Mon Mar 21, 2011
(Reuters) - Here is a timeline of President Ali Abdullah Saleh's 32-year rule in Yemen:
July 1978 - Saleh takes power in the former North Yemen.
February 1979 - Saleh crushes an attempt to overthrow him.
May 1990 - Pro-Western North Yemen and socialist South Yemen merge after 300 years of separation to form a powerful new republic dominating the strategic entrance to the Red Sea.
-- North Yemeni leader Saleh proclaims unification in Aden after the parliaments of both states elect him president.
May-July 1994 - Northern Yemen declares the Yemeni civil war is over after gaining control of Aden, its southern foe's last bastion and ending a bid to revive an independent state.
-- Sanaa declares that former vice-president Ali Salem al-Baidh and his supporters who tried to secede from a four-year merger with the north have been defeated in a two-month civil war and that unity for the Yemen is now assured.
-- Southern leaders led by Baidh, who set up a breakaway southern state on May 21, are forced to flee into exile.
October 2000 - Bombing of USS Cole in Aden harbor kills 17 sailors and blows hole in navy vessel's hull.

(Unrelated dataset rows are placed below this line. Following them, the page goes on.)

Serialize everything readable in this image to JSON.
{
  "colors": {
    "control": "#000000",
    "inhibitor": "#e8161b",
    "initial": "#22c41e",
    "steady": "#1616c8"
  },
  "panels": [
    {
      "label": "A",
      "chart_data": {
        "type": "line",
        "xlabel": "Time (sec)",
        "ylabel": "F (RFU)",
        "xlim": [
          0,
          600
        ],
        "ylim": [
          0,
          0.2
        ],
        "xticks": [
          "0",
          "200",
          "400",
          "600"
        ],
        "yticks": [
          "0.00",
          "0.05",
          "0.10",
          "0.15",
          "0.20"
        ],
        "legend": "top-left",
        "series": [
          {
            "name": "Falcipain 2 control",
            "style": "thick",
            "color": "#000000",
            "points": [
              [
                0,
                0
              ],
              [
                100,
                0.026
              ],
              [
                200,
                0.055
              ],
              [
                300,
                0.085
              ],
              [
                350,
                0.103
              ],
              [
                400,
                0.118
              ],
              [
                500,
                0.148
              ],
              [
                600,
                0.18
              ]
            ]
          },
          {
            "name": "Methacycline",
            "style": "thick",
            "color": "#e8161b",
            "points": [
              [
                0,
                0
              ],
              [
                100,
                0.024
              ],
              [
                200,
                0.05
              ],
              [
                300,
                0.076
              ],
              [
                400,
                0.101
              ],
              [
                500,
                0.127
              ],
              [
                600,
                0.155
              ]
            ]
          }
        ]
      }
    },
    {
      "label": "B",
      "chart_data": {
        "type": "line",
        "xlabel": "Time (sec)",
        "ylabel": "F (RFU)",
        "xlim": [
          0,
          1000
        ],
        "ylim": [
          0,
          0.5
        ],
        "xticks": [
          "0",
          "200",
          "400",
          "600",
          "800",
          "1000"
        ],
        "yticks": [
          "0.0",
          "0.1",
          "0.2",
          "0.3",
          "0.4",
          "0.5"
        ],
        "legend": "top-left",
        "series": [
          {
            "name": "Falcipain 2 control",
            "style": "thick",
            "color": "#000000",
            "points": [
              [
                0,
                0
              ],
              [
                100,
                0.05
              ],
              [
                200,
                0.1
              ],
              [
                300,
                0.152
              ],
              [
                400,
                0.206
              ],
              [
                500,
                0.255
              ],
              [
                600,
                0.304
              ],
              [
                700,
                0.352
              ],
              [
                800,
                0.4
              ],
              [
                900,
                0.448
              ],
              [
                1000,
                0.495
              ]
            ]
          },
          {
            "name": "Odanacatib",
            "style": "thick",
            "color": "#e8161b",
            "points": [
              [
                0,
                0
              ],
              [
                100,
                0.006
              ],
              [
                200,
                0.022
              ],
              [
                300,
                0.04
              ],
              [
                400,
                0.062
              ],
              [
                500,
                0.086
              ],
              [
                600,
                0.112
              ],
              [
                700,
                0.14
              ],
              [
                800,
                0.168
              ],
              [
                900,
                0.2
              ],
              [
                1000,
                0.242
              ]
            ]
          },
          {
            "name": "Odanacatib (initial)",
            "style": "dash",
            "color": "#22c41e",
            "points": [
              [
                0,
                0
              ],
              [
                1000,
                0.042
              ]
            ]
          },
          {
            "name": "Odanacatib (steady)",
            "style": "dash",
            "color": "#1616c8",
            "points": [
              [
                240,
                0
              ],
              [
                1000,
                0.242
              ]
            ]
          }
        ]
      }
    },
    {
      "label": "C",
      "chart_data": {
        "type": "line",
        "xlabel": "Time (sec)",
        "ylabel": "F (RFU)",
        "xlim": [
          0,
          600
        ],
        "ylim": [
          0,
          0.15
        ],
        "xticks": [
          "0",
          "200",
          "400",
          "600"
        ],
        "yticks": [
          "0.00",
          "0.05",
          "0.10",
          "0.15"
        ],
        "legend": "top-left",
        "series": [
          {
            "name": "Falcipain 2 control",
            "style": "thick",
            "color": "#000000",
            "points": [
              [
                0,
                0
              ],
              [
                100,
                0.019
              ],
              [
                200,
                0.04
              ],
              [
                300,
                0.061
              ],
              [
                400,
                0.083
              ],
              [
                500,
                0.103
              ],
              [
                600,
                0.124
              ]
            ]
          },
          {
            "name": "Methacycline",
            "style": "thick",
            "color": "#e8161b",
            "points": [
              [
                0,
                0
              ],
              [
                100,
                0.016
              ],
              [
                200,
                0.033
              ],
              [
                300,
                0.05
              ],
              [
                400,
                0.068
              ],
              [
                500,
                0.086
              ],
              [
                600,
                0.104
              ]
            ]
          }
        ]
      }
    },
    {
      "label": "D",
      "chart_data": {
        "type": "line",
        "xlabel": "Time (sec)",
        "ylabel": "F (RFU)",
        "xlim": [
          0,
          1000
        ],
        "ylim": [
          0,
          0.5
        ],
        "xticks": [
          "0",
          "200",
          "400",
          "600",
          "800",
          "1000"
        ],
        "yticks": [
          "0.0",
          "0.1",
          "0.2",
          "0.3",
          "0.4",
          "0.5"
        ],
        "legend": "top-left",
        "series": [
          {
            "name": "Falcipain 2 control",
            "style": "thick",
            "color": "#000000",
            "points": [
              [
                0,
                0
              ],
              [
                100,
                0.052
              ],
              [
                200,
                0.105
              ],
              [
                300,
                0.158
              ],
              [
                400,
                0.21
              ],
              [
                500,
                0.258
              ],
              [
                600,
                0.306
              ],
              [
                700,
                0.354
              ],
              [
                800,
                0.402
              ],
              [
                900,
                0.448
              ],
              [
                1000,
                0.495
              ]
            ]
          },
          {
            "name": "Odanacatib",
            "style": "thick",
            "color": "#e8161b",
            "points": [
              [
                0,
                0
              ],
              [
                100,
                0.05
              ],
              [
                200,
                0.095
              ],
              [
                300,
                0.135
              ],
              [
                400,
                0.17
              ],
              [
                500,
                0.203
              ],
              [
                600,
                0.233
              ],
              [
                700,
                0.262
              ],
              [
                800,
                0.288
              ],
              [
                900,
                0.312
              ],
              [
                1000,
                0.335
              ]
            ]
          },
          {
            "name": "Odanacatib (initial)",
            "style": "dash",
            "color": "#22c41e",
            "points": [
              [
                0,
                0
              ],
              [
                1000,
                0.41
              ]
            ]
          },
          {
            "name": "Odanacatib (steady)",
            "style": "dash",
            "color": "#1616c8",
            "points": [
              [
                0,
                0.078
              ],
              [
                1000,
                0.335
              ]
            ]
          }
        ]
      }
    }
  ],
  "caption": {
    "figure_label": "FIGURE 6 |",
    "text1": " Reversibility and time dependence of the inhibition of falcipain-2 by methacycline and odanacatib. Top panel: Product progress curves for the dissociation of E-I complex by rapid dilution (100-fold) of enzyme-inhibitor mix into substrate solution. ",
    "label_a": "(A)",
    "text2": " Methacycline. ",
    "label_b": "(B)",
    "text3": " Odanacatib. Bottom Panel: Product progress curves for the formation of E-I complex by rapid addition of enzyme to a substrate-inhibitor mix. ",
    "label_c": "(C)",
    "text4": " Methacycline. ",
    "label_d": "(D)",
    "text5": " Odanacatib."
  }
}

November 2001 - Saleh declares support for Washington's "war on terror."
February 2008 -- A fragile truce is signed with the Houthis, but clashes soon resume. Saleh has yet to crush the four-year-old Houthi revolt by Zaidi Shi'ite tribes in the northwest region of Saada. Saleh unilaterally declares the war over in July 2008. However, full-scale fighting resumes a year later.
January 2009 - Al Qaeda's Yemeni and Saudi wings announce merger in new group called al Qaeda in the Arabian Peninsula (AQAP) led by Nasser al-Wahayshi.
November 2009 - Saudi Arabia launches a military offensive against rebels after a rebel cross-border incursion.
-- The Houthi deny accusations that infiltrators entered Saudi territory and call the offensive against the group "unjustified," accusing it of mainly targeting civilians.
January 2010 - A meeting of Western and Gulf foreign ministers in London aims to bolster Yemen's fight against al Qaeda.
February 2010 - Yemen and northern Shi'ite rebels agree to a truce aimed at ending the war that has raged sporadically since 2004 and which has drawn in Saudi Arabia.
February 2011 - Saleh says he will not seek to extend his presidency beyond his current term, which expires in 2013.
-- A day of anti-government protests on February 3 attracts more than 20,000 people on to the streets in Sanaa.
March 2011 - The opposition presents Saleh on March 2 with a road map for a smooth transition of power, offering him a graceful exit.
-- Saleh, hoping to defuse increasingly violent protests, says he will draw up a new constitution to create a parliamentary system of government. An opposition spokesman swiftly rejects the proposal.
-- Snipers kill 52 protesters among crowds that flocked to a sit-in at Sanaa University after Friday prayers on March 18. The killings prompt Saleh to declare a state of emergency for 30 days that restricts freedom of movement and the right to gather and gives police more powers to make arrests. The tourism minister and head of the ruling party's foreign affairs committee quit in protest.
-- Saleh fires his government on March 20.
-- General Ali Mohsen, a powerful figure close to Saleh, expresses support for pro-democracy protesters but stops short of resigning or demanding that Saleh end his rule. Abdel-Wahhab Tawaf, Yemen's ambassador to Syria, also resigns his post on March 21.